They say, good friends do not roll on the road ... oh ... I can assure you there with my all ...)
General anesthesia - is when the patient goes to sleep with the entire medical staff
So autumn has come ... Soon the winter comes ... Then the end of the world ... and then New Year's Eve ...
- Darling, but you grew up in the ass!
- Doctor, it's dangerous?
- No. But tin soldiers I on your place would still pulled ...
Pessimist when the washing machine gets an odd number of socks, thinking: Damn, the sock is missing, and an optimist: Wow, extra socks!
And the evening is so beautiful that I want to get drunk in a light romantic govnetso ...
I look at you and think: you're still a no-no, yes, sipping from a hoof!))
Madam, how much you had husbands? - His?
- What is the matter with the reception which the brain atrophy and a person ceases to be responsible for their actions? - Seeds!
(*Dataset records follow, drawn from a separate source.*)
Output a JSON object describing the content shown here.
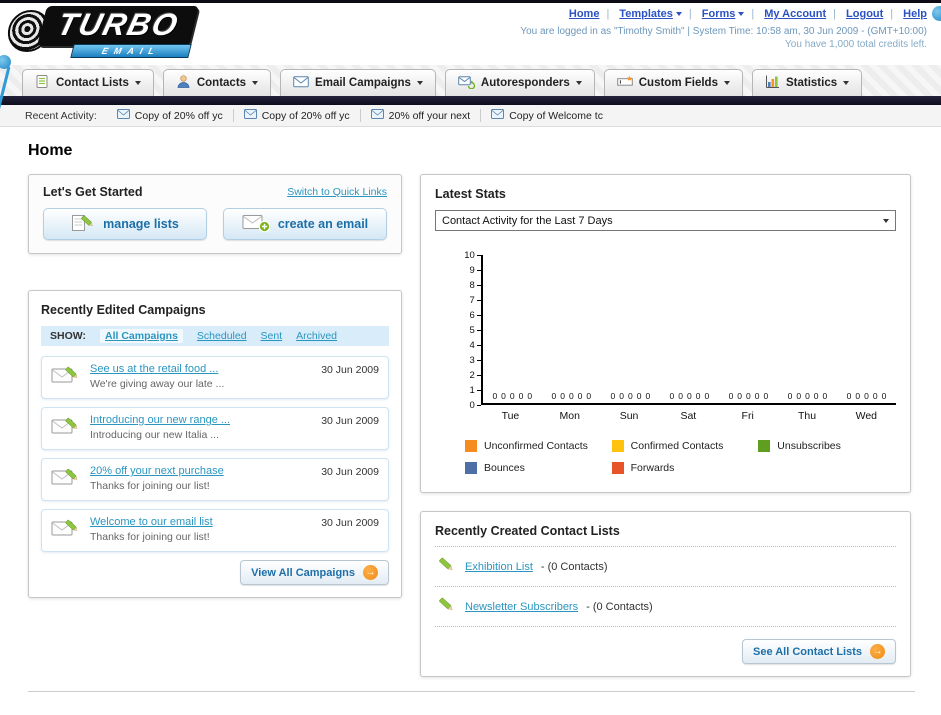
{
  "colors": {
    "link": "#2a96c0",
    "accent_orange": "#f7941d",
    "nav_dark_bar": "#0e0d1c",
    "button_text": "#1d6fa8"
  },
  "header": {
    "logo_main": "TURBO",
    "logo_sub": "EMAIL",
    "links": [
      {
        "label": "Home"
      },
      {
        "label": "Templates"
      },
      {
        "label": "Forms"
      },
      {
        "label": "My Account"
      },
      {
        "label": "Logout"
      },
      {
        "label": "Help"
      }
    ],
    "login_info": "You are logged in as \"Timothy Smith\" | System Time: 10:58 am, 30 Jun 2009 - (GMT+10:00)",
    "credits_info": "You have 1,000 total credits left."
  },
  "nav": {
    "items": [
      {
        "label": "Contact Lists",
        "icon": "contact-lists-icon"
      },
      {
        "label": "Contacts",
        "icon": "contacts-icon"
      },
      {
        "label": "Email Campaigns",
        "icon": "email-campaigns-icon"
      },
      {
        "label": "Autoresponders",
        "icon": "autoresponders-icon"
      },
      {
        "label": "Custom Fields",
        "icon": "custom-fields-icon"
      },
      {
        "label": "Statistics",
        "icon": "statistics-icon"
      }
    ]
  },
  "recent_activity": {
    "label": "Recent Activity:",
    "items": [
      {
        "text": "Copy of 20% off yc"
      },
      {
        "text": "Copy of 20% off yc"
      },
      {
        "text": "20% off your next"
      },
      {
        "text": "Copy of Welcome tc"
      }
    ]
  },
  "page_title": "Home",
  "get_started": {
    "title": "Let's Get Started",
    "switch_link": "Switch to Quick Links",
    "manage_lists_label": "manage lists",
    "manage_lists_icon": "pencil-paper-icon",
    "create_email_label": "create an email",
    "create_email_icon": "envelope-plus-icon"
  },
  "campaigns": {
    "title": "Recently Edited Campaigns",
    "show_label": "SHOW:",
    "tabs": [
      {
        "label": "All Campaigns",
        "active": true
      },
      {
        "label": "Scheduled",
        "active": false
      },
      {
        "label": "Sent",
        "active": false
      },
      {
        "label": "Archived",
        "active": false
      }
    ],
    "items": [
      {
        "title": "See us at the retail food ...",
        "subtitle": "We're giving away our late ...",
        "date": "30 Jun 2009"
      },
      {
        "title": "Introducing our new range ...",
        "subtitle": "Introducing our new Italia ...",
        "date": "30 Jun 2009"
      },
      {
        "title": "20% off your next purchase",
        "subtitle": "Thanks for joining our list!",
        "date": "30 Jun 2009"
      },
      {
        "title": "Welcome to our email list",
        "subtitle": "Thanks for joining our list!",
        "date": "30 Jun 2009"
      }
    ],
    "view_all_label": "View All Campaigns"
  },
  "stats": {
    "title": "Latest Stats",
    "dropdown_value": "Contact Activity for the Last 7 Days",
    "chart_data": {
      "type": "bar",
      "categories": [
        "Tue",
        "Mon",
        "Sun",
        "Sat",
        "Fri",
        "Thu",
        "Wed"
      ],
      "series": [
        {
          "name": "Unconfirmed Contacts",
          "color": "#f68b1f",
          "values": [
            0,
            0,
            0,
            0,
            0,
            0,
            0
          ]
        },
        {
          "name": "Confirmed Contacts",
          "color": "#ffc20e",
          "values": [
            0,
            0,
            0,
            0,
            0,
            0,
            0
          ]
        },
        {
          "name": "Unsubscribes",
          "color": "#5f9e1e",
          "values": [
            0,
            0,
            0,
            0,
            0,
            0,
            0
          ]
        },
        {
          "name": "Bounces",
          "color": "#4e6fa5",
          "values": [
            0,
            0,
            0,
            0,
            0,
            0,
            0
          ]
        },
        {
          "name": "Forwards",
          "color": "#e8542a",
          "values": [
            0,
            0,
            0,
            0,
            0,
            0,
            0
          ]
        }
      ],
      "title": "Contact Activity for the Last 7 Days",
      "xlabel": "",
      "ylabel": "",
      "ylim": [
        0,
        10
      ],
      "ytick_step": 1,
      "grid": false,
      "legend_position": "bottom"
    }
  },
  "contact_lists": {
    "title": "Recently Created Contact Lists",
    "items": [
      {
        "name": "Exhibition List",
        "count": "- (0 Contacts)"
      },
      {
        "name": "Newsletter Subscribers",
        "count": "- (0 Contacts)"
      }
    ],
    "see_all_label": "See All Contact Lists"
  }
}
- Honey, I paid an annual bonus! Let's go buy you a mink coat!
- Oh, I'm so tired today, and my head hurts something. Come another time ...
New version of the Kama Sutra for the Jews.
All pictures present mom and still advises !!!
High technology in 20 years:
- Masha, I have razor money ran out, Throw me with iron!
Bachelor - being defenseless because hornless.
President of SAMSUNG afraid to eat apples on people suddenly photographed with bitten.
Hammer thrower, play on the river in the stones, knocked out teeth fisherman on the other side.